Ritagliati nell'illimitato crepuscolo universale e unici nella storia della poesia romena sono i suoi paesaggi marini, altrettanti autoritratti (benché il protagonista sia il grande esule Ovidio) e al tempo stesso quadri metafisici (Tomi, Tristia, Nauta, Desio di mare). Una singolare bellezza contraddistingue anche alcune icone della provincia transilvana e dobrugiana (La casa di Mangalia, Sighişoara, Viso ecc.)

Tornando alla metafora centrale della sua poesia – il paradiso disperso – e visto il perpetuo altalenarsi tra ribellione e perplessità, tra slancio d'angelo caduto e profondo scoramento, tra vanitosa insorgenza ed espiazione, possiamo credere che la stessa esistenza dell'incontaminata terra promessa non fosse altro che fatua illusione se non fatale disinganno. Ora e nell’ora della nostra morte, il poeta prega per addolcire il tormento delle persone separate, dei prigionieri e dei proscritti, murato vivo nella torre di veglia, in un gesto di scongiuro di promesse mancate: «In un finale estremo delle ore morte/ alta e aspra la torre ingrandì/ giorno per giorno, notte per notte/ imprigionandomi./ Vi veglio da solo. Nessun suono. Il mondo da me è lontano./ La voce grida nel deserto/ i sogni dove sono? dove le fonti? dove sei, mamma?/ Il pugno colpisce invano la pietra./ Chi, il colpevole? Chi mi divide?/ Nessuno mi sente. Nessuno mi chiama./ È tardi. La torre nella notte s’accresce» (Avorio).
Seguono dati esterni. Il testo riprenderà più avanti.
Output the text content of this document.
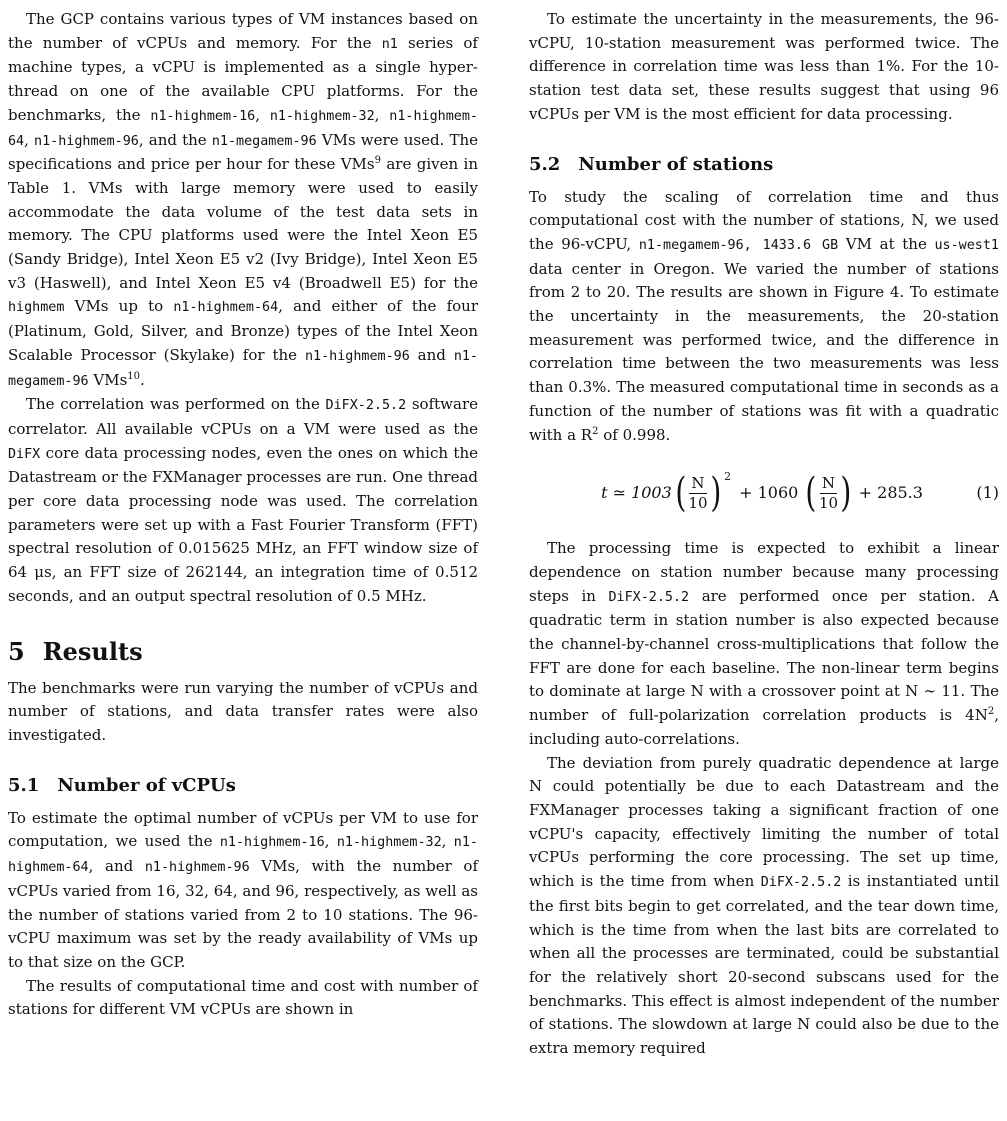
The GCP contains various types of VM instances based on the number of vCPUs and memory. For the n1 series of machine types, a vCPU is implemented as a single hyper-thread on one of the available CPU platforms. For the benchmarks, the n1-highmem-16, n1-highmem-32, n1-highmem-64, n1-highmem-96, and the n1-megamem-96 VMs were used. The specifications and price per hour for these VMs$^9$ are given in Table 1. VMs with large memory were used to easily accommodate the data volume of the test data sets in memory. The CPU platforms used were the Intel Xeon E5 (Sandy Bridge), Intel Xeon E5 v2 (Ivy Bridge), Intel Xeon E5 v3 (Haswell), and Intel Xeon E5 v4 (Broadwell E5) for the highmem VMs up to n1-highmem-64, and either of the four (Platinum, Gold, Silver, and Bronze) types of the Intel Xeon Scalable Processor (Skylake) for the n1-highmem-96 and n1-megamem-96 VMs$^{10}$.

The correlation was performed on the DiFX-2.5.2 software correlator. All available vCPUs on a VM were used as the DiFX core data processing nodes, even the ones on which the Datastream or the FXManager processes are run. One thread per core data processing node was used. The correlation parameters were set up with a Fast Fourier Transform (FFT) spectral resolution of 0.015625 MHz, an FFT window size of 64 μs, an FFT size of 262144, an integration time of 0.512 seconds, and an output spectral resolution of 0.5 MHz.

5 Results

The benchmarks were run varying the number of vCPUs and number of stations, and data transfer rates were also investigated.

5.1 Number of vCPUs

To estimate the optimal number of vCPUs per VM to use for computation, we used the n1-highmem-16, n1-highmem-32, n1-highmem-64, and n1-highmem-96 VMs, with the number of vCPUs varied from 16, 32, 64, and 96, respectively, as well as the number of stations varied from 2 to 10 stations. The 96-vCPU maximum was set by the ready availability of VMs up to that size on the GCP.

The results of computational time and cost with number of stations for different VM vCPUs are shown in

To estimate the uncertainty in the measurements, the 96-vCPU, 10-station measurement was performed twice. The difference in correlation time was less than 1%. For the 10-station test data set, these results suggest that using 96 vCPUs per VM is the most efficient for data processing.

5.2 Number of stations

To study the scaling of correlation time and thus computational cost with the number of stations, N, we used the 96-vCPU, n1-megamem-96, 1433.6 GB VM at the us-west1 data center in Oregon. We varied the number of stations from 2 to 20. The results are shown in Figure 4. To estimate the uncertainty in the measurements, the 20-station measurement was performed twice, and the difference in correlation time between the two measurements was less than 0.3%. The measured computational time in seconds as a function of the number of stations was fit with a quadratic with a $R^2$ of 0.998.

t ≃ 1003 ( $\frac{N}{10}$ ) 2
+ 1060 ( $\frac{N}{10}$ ) + 285.3	(1)

The processing time is expected to exhibit a linear dependence on station number because many processing steps in DiFX-2.5.2 are performed once per station. A quadratic term in station number is also expected because the channel-by-channel cross-multiplications that follow the FFT are done for each baseline. The non-linear term begins to dominate at large N with a crossover point at N ∼ 11. The number of full-polarization correlation products is $4N^2$, including auto-correlations.

The deviation from purely quadratic dependence at large N could potentially be due to each Datastream and the FXManager processes taking a significant fraction of one vCPU's capacity, effectively limiting the number of total vCPUs performing the core processing. The set up time, which is the time from when DiFX-2.5.2 is instantiated until the first bits begin to get correlated, and the tear down time, which is the time from when the last bits are correlated to when all the processes are terminated, could be substantial for the relatively short 20-second subscans used for the benchmarks. This effect is almost independent of the number of stations. The slowdown at large N could also be due to the extra memory required
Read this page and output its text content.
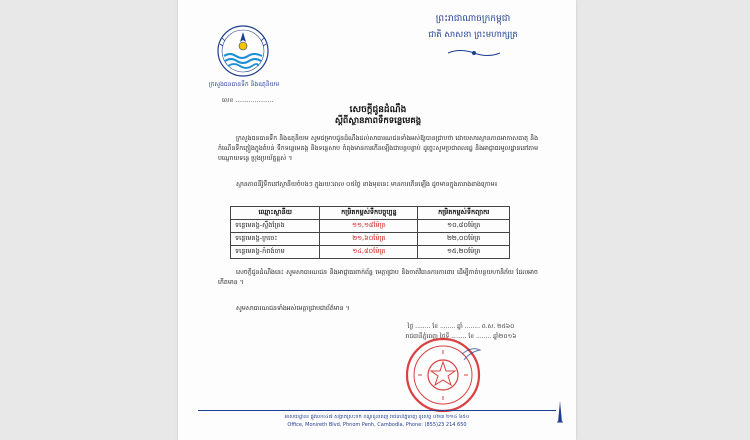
ក្រសួងធនធានទឹក និងឧតុនិយម
ព្រះរាជាណាចក្រកម្ពុជា
ជាតិ សាសនា ព្រះមហាក្សត្រ
លេខ ....................
សេចក្តីជូនដំណឹង
ស្តីពីស្ថានភាពទឹកទន្លេមេគង្គ

ក្រសួងធនធានទឹក និងឧតុនិយម សូមជម្រាបជូនដំណឹងដល់សាធារណជនទាំងអស់ឱ្យបានជ្រាបថា ដោយសារស្ថានភាពអាកាសធាតុ និងកំណើនទឹកភ្លៀងក្នុងតំបន់ ទឹកទន្លេមេគង្គ និងទន្លេសាប កំពុងមានការកើនឡើងជាបន្តបន្ទាប់ ដូច្នេះសូមប្រជាពលរដ្ឋ និងអាជ្ញាធរមូលដ្ឋាននៅតាមបណ្តោយទន្លេ ប្រុងប្រយ័ត្នខ្ពស់ ។

ស្ថានភាពនីវ៉ូទឹកនៅស្ថានីយចំបងៗ ក្នុងរយៈពេល ០៥ថ្ងៃ ខាងមុខនេះ មានការកើនឡើង ដូចមានក្នុងតារាងខាងក្រោម៖

ឈ្មោះស្ថានីយ	កម្រិតកម្ពស់ទឹកបច្ចុប្បន្ន	កម្រិតកម្ពស់ទឹកព្យាករ
ទន្លេមេគង្គ-ស្ទឹងត្រែង	១១,១៨ម៉ែត្រ	១០,៨០ម៉ែត្រ
ទន្លេមេគង្គ-ក្រចេះ	២១,៦០ម៉ែត្រ	២២,០០ម៉ែត្រ
ទន្លេមេគង្គ-កំពង់ចាម	១៤,៨០ម៉ែត្រ	១៥,២០ម៉ែត្រ

សេចក្តីជូនដំណឹងនេះ សូមសាធារណជន និងអាជ្ញាធរពាក់ព័ន្ធ មេត្តាជ្រាប និងចាត់វិធានការការពារ ដើម្បីកាត់បន្ថយហានិភ័យ ដែលអាចកើតមាន ។

សូមសាធារណជនទាំងអស់មេត្តាជ្រាបជាព័ត៌មាន ។

ថ្ងៃ ........ ខែ ........ ឆ្នាំ ........ ព.ស. ២៥៦០
រាជធានីភ្នំពេញ ថ្ងៃទី ........ ខែ ........ ឆ្នាំ២០១៦
អាសយដ្ឋាន៖ ផ្លូវលេខ៤៧ សង្កាត់ស្រះចក ខណ្ឌដូនពេញ រាជធានីភ្នំពេញ ទូរស័ព្ទ ០២៣ ២១៤ ៦៥០
Office, Monireth Blvd, Phnom Penh, Cambodia, Phone: (855)23 214 650
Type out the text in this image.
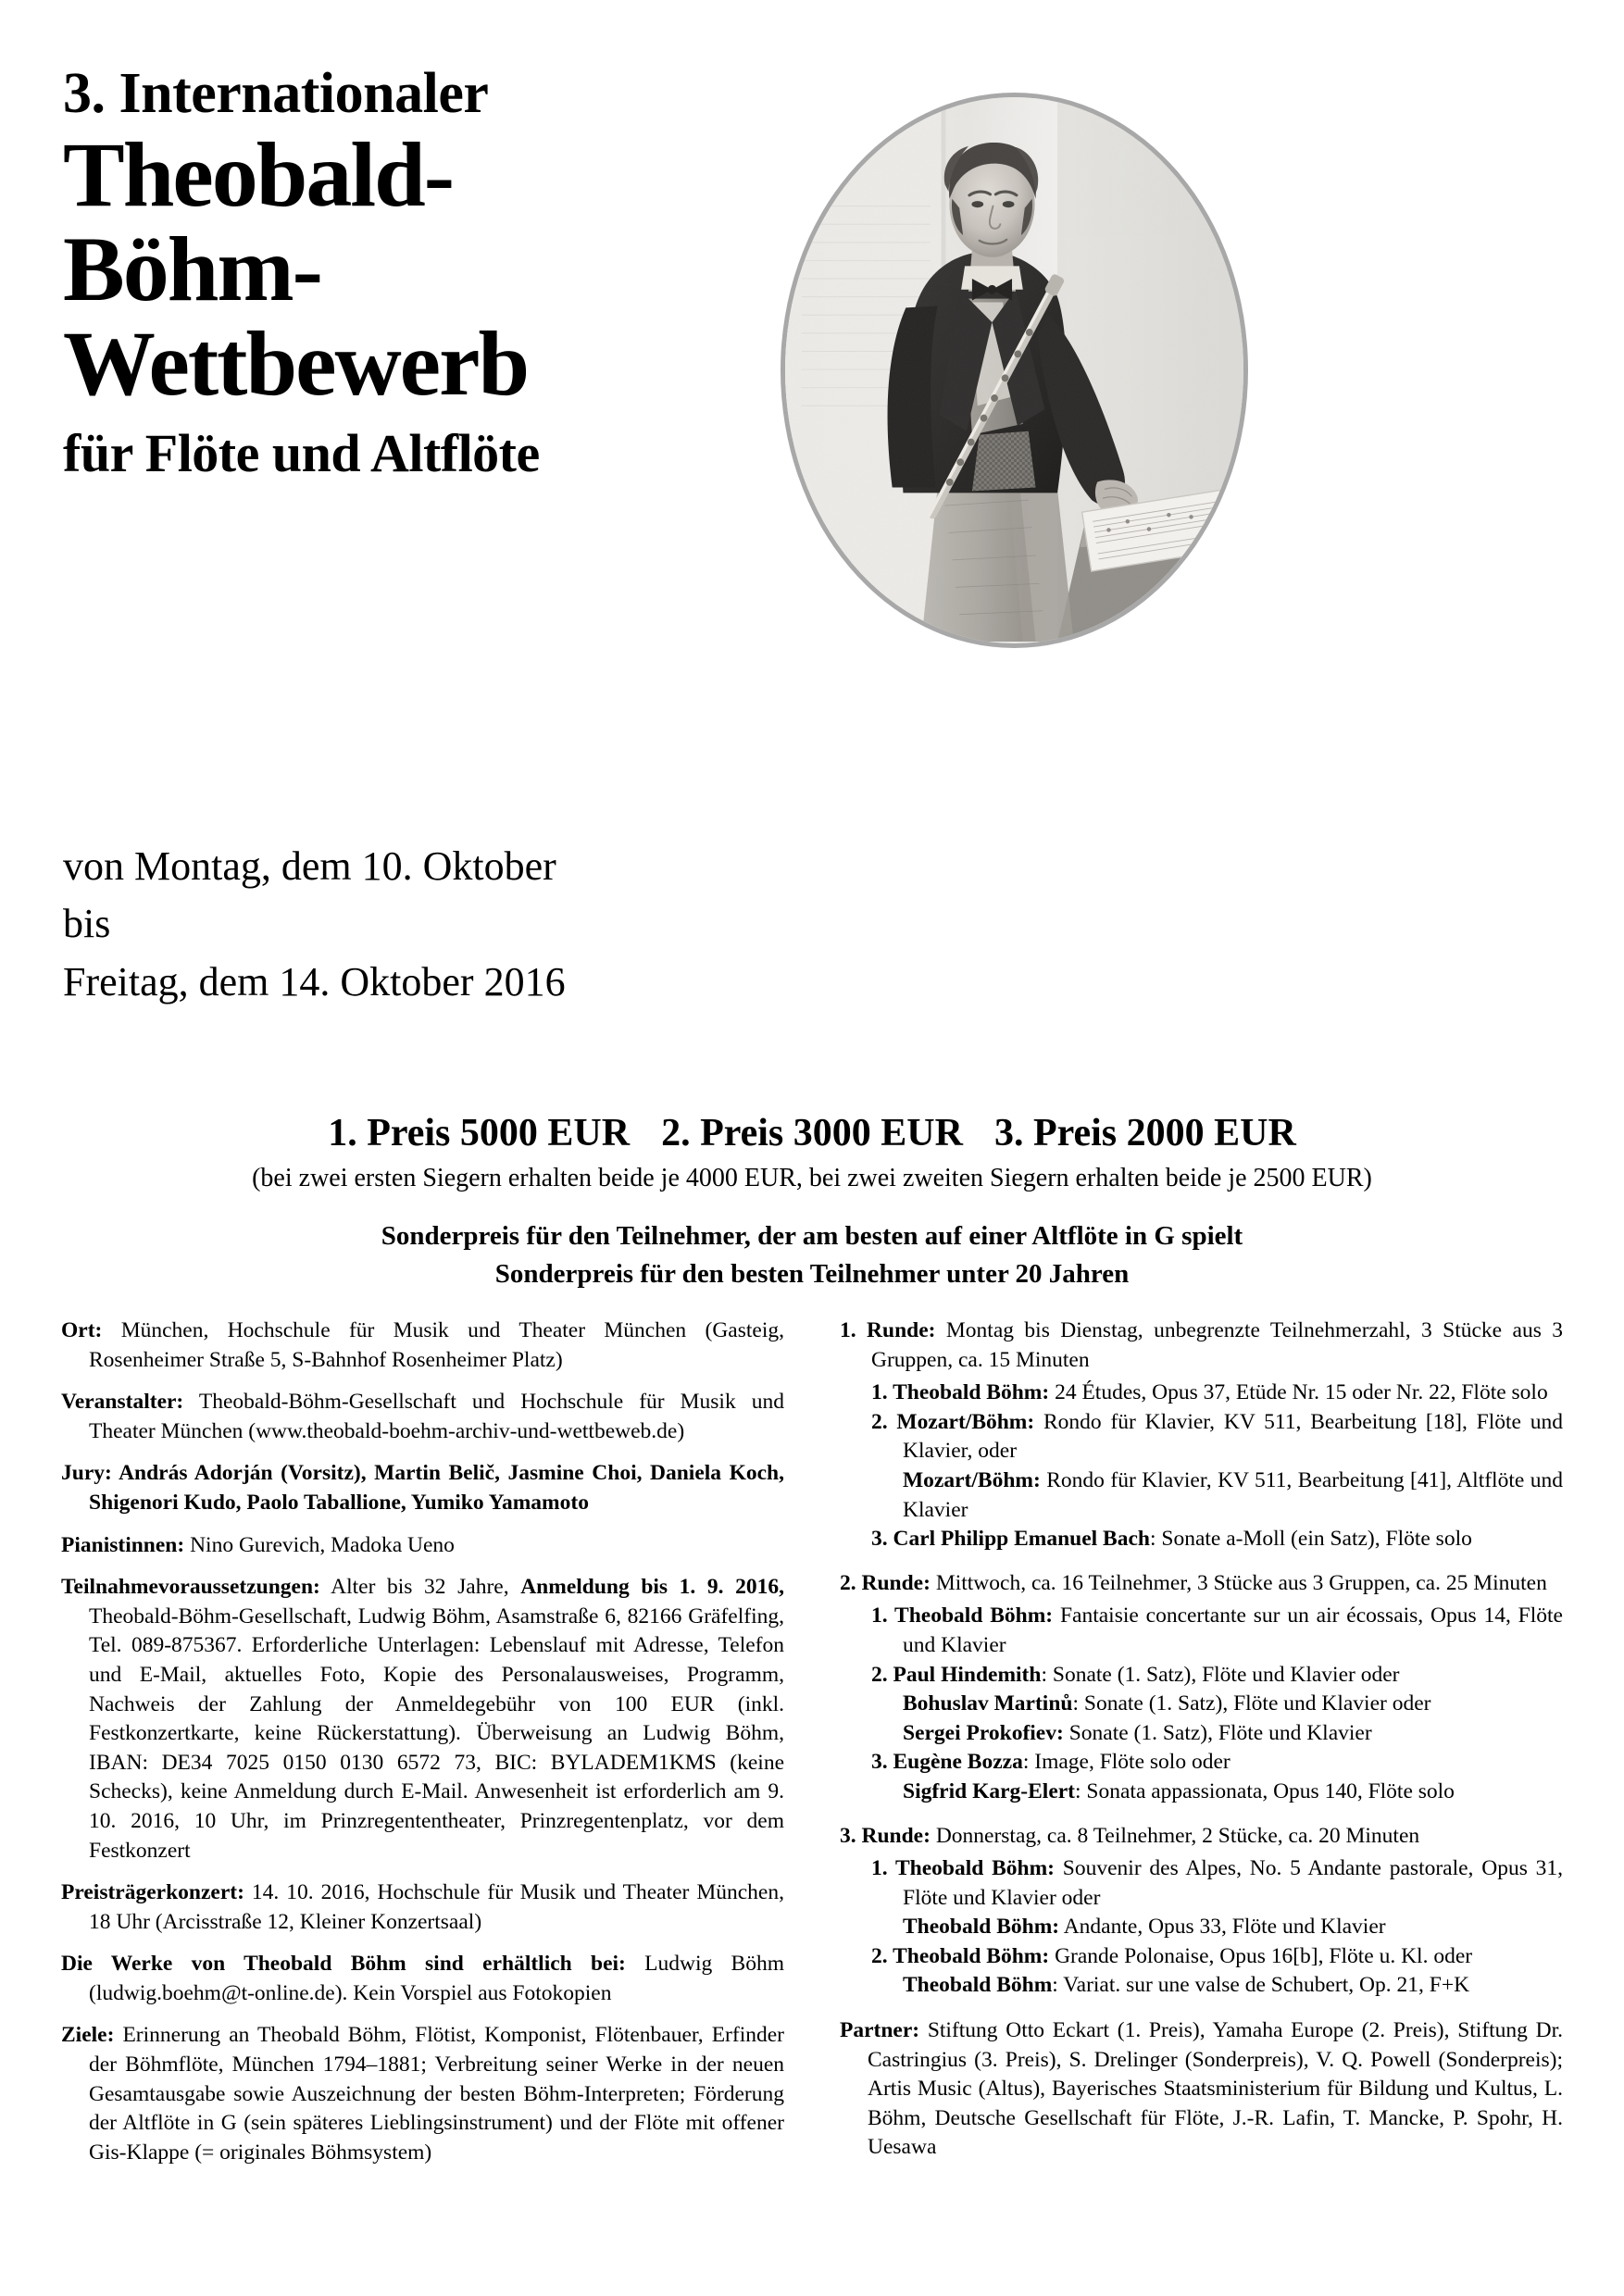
3. Internationaler
Theobald-
Böhm-
Wettbewerb
für Flöte und Altflöte
von Montag, dem 10. Oktober
bis
Freitag, dem 14. Oktober 2016
1. Preis 5000 EUR 2. Preis 3000 EUR 3. Preis 2000 EUR
(bei zwei ersten Siegern erhalten beide je 4000 EUR, bei zwei zweiten Siegern erhalten beide je 2500 EUR)
Sonderpreis für den Teilnehmer, der am besten auf einer Altflöte in G spielt
Sonderpreis für den besten Teilnehmer unter 20 Jahren

Ort: München, Hochschule für Musik und Theater München (Gasteig, Rosenheimer Straße 5, S-Bahnhof Rosenheimer Platz)

Veranstalter: Theobald-Böhm-Gesellschaft und Hochschule für Musik und Theater München (www.theobald-boehm-archiv-und-wettbeweb.de)

Jury: András Adorján (Vorsitz), Martin Belič, Jasmine Choi, Daniela Koch, Shigenori Kudo, Paolo Taballione, Yumiko Yamamoto

Pianistinnen: Nino Gurevich, Madoka Ueno

Teilnahmevoraussetzungen: Alter bis 32 Jahre, Anmeldung bis 1. 9. 2016, Theobald-Böhm-Gesellschaft, Ludwig Böhm, Asamstraße 6, 82166 Gräfelfing, Tel. 089-875367. Erforderliche Unterlagen: Lebenslauf mit Adresse, Telefon und E-Mail, aktuelles Foto, Kopie des Personalausweises, Programm, Nachweis der Zahlung der Anmeldegebühr von 100 EUR (inkl. Festkonzertkarte, keine Rückerstattung). Überweisung an Ludwig Böhm, IBAN: DE34 7025 0150 0130 6572 73, BIC: BYLADEM1KMS (keine Schecks), keine Anmeldung durch E-Mail. Anwesenheit ist erforderlich am 9. 10. 2016, 10 Uhr, im Prinzregententheater, Prinzregentenplatz, vor dem Festkonzert

Preisträgerkonzert: 14. 10. 2016, Hochschule für Musik und Theater München, 18 Uhr (Arcisstraße 12, Kleiner Konzertsaal)

Die Werke von Theobald Böhm sind erhältlich bei: Ludwig Böhm (ludwig.boehm@t-online.de). Kein Vorspiel aus Fotokopien

Ziele: Erinnerung an Theobald Böhm, Flötist, Komponist, Flötenbauer, Erfinder der Böhmflöte, München 1794–1881; Verbreitung seiner Werke in der neuen Gesamtausgabe sowie Auszeichnung der besten Böhm-Interpreten; Förderung der Altflöte in G (sein späteres Lieblingsinstrument) und der Flöte mit offener Gis-Klappe (= originales Böhmsystem)

1. Runde: Montag bis Dienstag, unbegrenzte Teilnehmerzahl, 3 Stücke aus 3 Gruppen, ca. 15 Minuten

1. Theobald Böhm: 24 Études, Opus 37, Etüde Nr. 15 oder Nr. 22, Flöte solo

2. Mozart/Böhm: Rondo für Klavier, KV 511, Bearbeitung [18], Flöte und Klavier, oder

Mozart/Böhm: Rondo für Klavier, KV 511, Bearbeitung [41], Altflöte und Klavier

3. Carl Philipp Emanuel Bach: Sonate a-Moll (ein Satz), Flöte solo

2. Runde: Mittwoch, ca. 16 Teilnehmer, 3 Stücke aus 3 Gruppen, ca. 25 Minuten

1. Theobald Böhm: Fantaisie concertante sur un air écossais, Opus 14, Flöte und Klavier

2. Paul Hindemith: Sonate (1. Satz), Flöte und Klavier oder

Bohuslav Martinů: Sonate (1. Satz), Flöte und Klavier oder

Sergei Prokofiev: Sonate (1. Satz), Flöte und Klavier

3. Eugène Bozza: Image, Flöte solo oder

Sigfrid Karg-Elert: Sonata appassionata, Opus 140, Flöte solo

3. Runde: Donnerstag, ca. 8 Teilnehmer, 2 Stücke, ca. 20 Minuten

1. Theobald Böhm: Souvenir des Alpes, No. 5 Andante pastorale, Opus 31, Flöte und Klavier oder

Theobald Böhm: Andante, Opus 33, Flöte und Klavier

2. Theobald Böhm: Grande Polonaise, Opus 16[b], Flöte u. Kl. oder

Theobald Böhm: Variat. sur une valse de Schubert, Op. 21, F+K

Partner: Stiftung Otto Eckart (1. Preis), Yamaha Europe (2. Preis), Stiftung Dr. Castringius (3. Preis), S. Drelinger (Sonderpreis), V. Q. Powell (Sonderpreis); Artis Music (Altus), Bayerisches Staatsministerium für Bildung und Kultus, L. Böhm, Deutsche Gesellschaft für Flöte, J.-R. Lafin, T. Mancke, P. Spohr, H. Uesawa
Nelle notti illuminate da questo «Aldebaran della poesia romena», per citare le parole di Geo Bogza (famoso negli anni Trenta tanto per il suo Poema-invettiva quanto per il manifesto letterario Esasperazione creatrice), dovremmo recitare i versi di Ion Vinea ogni qual volta ci ritroviamo a Tomi, oppure nel Vicolo cieco, sul Rogo, sulla Soglia, e soprattutto quando sentiamo Pianto di Campane nell’Ora delle fontane.